Despite limited available data, this report presents the most extensive information to date on pregnancy among bosutinib-treated patients. Nearly half of the pregnancies resulted in healthy newborns, with the next most common outcome being abortion, most frequently induced. None of the abortion cases were considered by the healthcare provider to be related to bosutinib. Acknowledging the small sample size, the incidence of spontaneous abortion in this database does not appear to be higher than that reported in the general population [14-17]. Furthermore, no specific bosutinib-induced abnormalities were identified in this series, including no instances of the congenital abnormalities observed in animal models exposed to TKIs [5-13].

Reports have recommended a collaborative approach between the patient and the hematology and obstetric teams regarding the management of pregnancy during TKI treatment for CML. Ideally, female patients with CML who wish to become pregnant should do so when in sustained molecular response and should stop therapy upon conception [7,9,10,18,19]. The effects of bosutinib on pregnancy experienced in the current study were largely similar to those reported for other TKIs, and female patients with CML should not be exposed to TKIs during pregnancy [5-11,20-23]. There was no evidence of adverse effects on conception and delivery for female partners of male patients with CML being treated with TKIs [5-11,20-22].

One important aspect is the amount of unavailable data in this and other similar reports. Since nearly all clinical trials exclude pregnant patients, prospective data generation is nearly impossible. Better mechanisms need to be developed to collect this information for this and other cancer therapies. These should include a more definitive commitment and responsibility from physicians to report such instances, perhaps with the development of a standardized format that is used worldwide, and some oversight, enforcement and assistance from regulatory authorities to ensure that such gaps are closed.

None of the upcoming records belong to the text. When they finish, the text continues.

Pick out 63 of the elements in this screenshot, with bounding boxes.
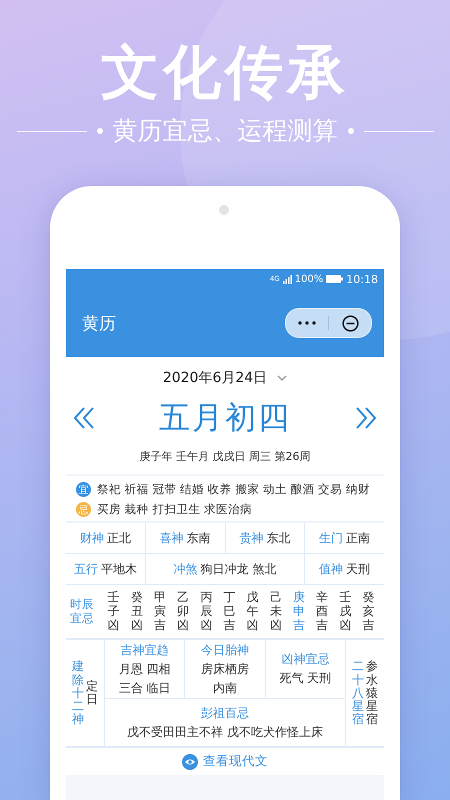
lunar-date: 五月初四 xyxy=(159,399,291,438)
hour-column[interactable]: 甲寅吉 xyxy=(154,591,166,632)
god-label: 喜神 xyxy=(160,530,184,546)
detail-text: 内南 xyxy=(212,680,237,697)
detail-title: 今日胎神 xyxy=(200,642,249,659)
info-label: 五行 xyxy=(74,560,98,578)
jianchu-label: 建除十二神 xyxy=(72,660,84,726)
god-direction: 正北 xyxy=(106,530,131,546)
ganzhi-date: 庚子年 壬午月 戊戌日 周三 第26周 xyxy=(138,449,312,464)
battery-icon xyxy=(326,275,344,283)
app-title: 黄历 xyxy=(82,312,116,334)
info-value: 狗日冲龙 煞北 xyxy=(200,560,276,578)
double-chevron-left-icon xyxy=(74,407,94,429)
info-value: 天刑 xyxy=(346,560,370,578)
pengzu-text: 戊不受田田主不祥 戊不吃犬作怪上床 xyxy=(127,724,323,742)
jianchu-value: 定日 xyxy=(86,680,98,707)
mansion-value: 参水猿星宿 xyxy=(366,660,378,726)
promo-subtitle: 黄历宜忌、运程测算 xyxy=(112,115,338,147)
god-label: 财神 xyxy=(80,530,104,546)
date-picker[interactable]: 2020年6月24日 xyxy=(162,369,288,387)
clock-time: 10:18 xyxy=(346,272,378,286)
detail-text: 死气 天刑 xyxy=(279,670,332,688)
next-day-button[interactable] xyxy=(356,407,376,429)
hour-column[interactable]: 丁巳吉 xyxy=(223,591,236,632)
hour-column[interactable]: 辛酉吉 xyxy=(316,591,328,632)
hours-label: 时辰宜忌 xyxy=(70,598,94,625)
eye-icon xyxy=(182,754,198,770)
hour-column[interactable]: 戊午凶 xyxy=(246,591,259,632)
double-chevron-right-icon xyxy=(356,407,376,429)
god-direction: 东北 xyxy=(266,530,290,546)
hour-column[interactable]: 己未凶 xyxy=(270,591,282,632)
hour-column[interactable]: 丙辰凶 xyxy=(200,591,212,632)
suitable-activities: 祭祀 祈福 冠带 结婚 收养 搬家 动土 酿酒 交易 纳财 xyxy=(97,482,370,497)
detail-text: 三合 临日 xyxy=(118,680,171,697)
info-label: 值神 xyxy=(319,560,343,578)
hour-column[interactable]: 壬子凶 xyxy=(108,591,120,632)
info-label: 冲煞 xyxy=(174,560,198,578)
more-icon xyxy=(298,321,316,325)
god-label: 贵神 xyxy=(239,530,264,546)
avoid-activities: 买房 栽种 打扫卫生 求医治病 xyxy=(97,502,252,517)
hour-column[interactable]: 癸丑凶 xyxy=(130,591,143,632)
battery-percent: 100% xyxy=(294,274,324,284)
detail-title: 吉神宜趋 xyxy=(120,642,169,659)
god-label: 生门 xyxy=(319,530,344,546)
close-icon xyxy=(342,314,358,332)
detail-text: 月恩 四相 xyxy=(118,660,171,678)
avoid-badge: 忌 xyxy=(76,502,91,517)
suitable-badge: 宜 xyxy=(76,482,91,497)
camera-dot xyxy=(219,205,229,215)
signal-icon xyxy=(282,274,292,284)
god-direction: 东南 xyxy=(186,530,211,546)
previous-day-button[interactable] xyxy=(74,407,94,429)
hour-column[interactable]: 乙卯凶 xyxy=(177,591,190,632)
god-direction: 正南 xyxy=(346,530,370,546)
promo-title: 文化传承 xyxy=(101,40,349,104)
chevron-down-icon xyxy=(277,375,288,381)
mansion-label: 二十八星宿 xyxy=(352,660,364,726)
info-value: 平地木 xyxy=(101,560,137,578)
hour-column[interactable]: 壬戌凶 xyxy=(339,591,352,632)
detail-text: 房床栖房 xyxy=(200,660,249,678)
hour-column[interactable]: 癸亥吉 xyxy=(362,591,374,632)
pengzu-title: 彭祖百忌 xyxy=(201,705,249,722)
detail-title: 凶神宜忌 xyxy=(281,651,330,668)
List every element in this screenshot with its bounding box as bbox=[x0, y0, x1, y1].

In line with European Leukemia Net and National Comprehensive Cancer Network guidelines, discussions regarding the impact of CML and treatment with bosutinib (and other TKIs) on fertility and pregnancy should be in collaboration with an obstetrician [12,13,24,25]. The current prescribing information for bosutinib advises on the potential for fetal harm during treatment; bosutinib is therefore not recommended for use at any time during pregnancy [12,13]. European Leukemia Net and National Comprehensive Cancer Network guidelines also advise that TKI treatment be discontinued in the event of pregnancy [24,25]. Also, based on preclinical investigations, there is a risk of decreased fertility with bosutinib [12,13]. Female patients should take a pregnancy test prior to starting bosutinib treatment, and the use of effective contraception during treatment is mandatory for ≥1 month after taking the last dose. Patients should also be made aware of the potential risks associated with bosutinib use during pregnancy [12,13].

Preclinical studies have shown reproductive toxicity with bosutinib, but little is known about its effects during conception or pregnancy in humans.

Following a review of a Pfizer safety database, a total of 33 pregnancies were identified in patients receiving bosutinib.

There were 16 cases of maternal exposure: 6 live births, 4 abortions and 6 with unknown outcomes.

There were 17 cases of paternal exposure (age range: 26–44 years): 9 live births, 5 abortions and 3 with unknown outcomes.

Nearly half of the pregnancies resulted in healthy newborns, with the next most common outcome being abortion, most frequently induced. None of the abortion cases were considered by the healthcare provider to be related to bosutinib.

Adverse effects of bosutinib exposure at conception or during pregnancy in humans cannot be excluded, particularly if therapy is not interrupted upon recognition of pregnancy.

Female patients should take a pregnancy test prior to starting bosutinib treatment, and use of effective contraception during treatment is mandatory for ≥1 month after taking the last dose.

Patients should also be made aware of the potential risks associated with bosutinib use during pregnancy.